Conclusions du Tribunal et mise en œuvre

Selon les conclusions de l’enquête du Tribunal, le gouvernement du Canada devrait autoriser le remboursement des droits perçus sur cinq des sept produits d’acier, lorsque le Tribunal a jugé que l’imposition à long terme de mesures de sauvegarde n’était pas justifiée. Cela dit, les droits imposés sur ces produits continueront d’être perçus jusqu’à l’échéance des mesures provisoires ou jusqu’à leur résiliation. De plus, le gouvernement du Canada devra déterminer si des mesures à long terme – autres que les droits provisoires – devraient être imposées à la suite des recommandations du Tribunal concernant deux des sept produits (c.-à-d. les tôles lourdes et les fils en acier inoxydable).

Malgré les conclusions du Tribunal, l’Association canadienne des producteurs d’acier fait pression sur le ministre des Finances afin que soient maintenues les mesures de sauvegarde sur les sept produits, contrairement aux recommandations du Tribunal qui n’en visent que deux. Si cela devait se produire, nous sommes d’avis que le Canada contreviendrait à ses obligations en vertu des accords de l’OMC. Néanmoins, l’intense lobbying de l’industrie de l’acier canadien crée de l’incertitude sur la réponse du gouvernement au rapport du Tribunal, surtout concernant les cinq produits qui, selon le Tribunal, ne justifient pas l’existence de mesures de sauvegarde additionnelles.

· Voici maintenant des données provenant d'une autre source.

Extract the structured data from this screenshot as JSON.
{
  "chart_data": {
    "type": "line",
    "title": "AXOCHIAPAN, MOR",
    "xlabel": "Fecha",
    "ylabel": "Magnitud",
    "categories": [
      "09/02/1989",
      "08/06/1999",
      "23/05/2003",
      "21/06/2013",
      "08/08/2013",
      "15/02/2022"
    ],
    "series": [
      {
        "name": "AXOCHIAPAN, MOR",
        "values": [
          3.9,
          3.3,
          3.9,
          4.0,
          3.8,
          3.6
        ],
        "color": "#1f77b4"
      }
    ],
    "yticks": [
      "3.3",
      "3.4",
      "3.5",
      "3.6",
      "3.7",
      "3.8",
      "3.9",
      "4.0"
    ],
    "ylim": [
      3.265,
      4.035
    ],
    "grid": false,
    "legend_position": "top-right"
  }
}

Compte tenu de tous les acteurs en jeu et des importantes répercussions que pourraient avoir ces mesures sur l’industrie canadienne de l’acier et les industries en amont, dont les secteurs pétrolier et gazier, nous pensons que la décision définitive que le gouvernement du Canada devra rendre dans les prochaines semaines devrait susciter beaucoup d’attention.


Osler a représenté avec succès un certain nombre de clients opposés aux mesures de sauvegarde sur les produits tubulaires pour le secteur de l’énergie à l’enquête du Tribunal. L’équipe d’Osler a été dirigée par Riyaz Dattu, avec l’aide de Gajan Sathananthan et de Jake Schmidt.


[1] Le Tribunal recommande l’imposition de mesures de sauvegarde sur les tôles lourdes et les fils en acier inoxydable, mais a conclu que de telles mesures n’étaient pas justifiées pour les barres d’armature pour béton, les tôles minces laminées à chaud, l’acier prépeint, les fils machines et les produits tubulaires pour le secteur de l’énergie.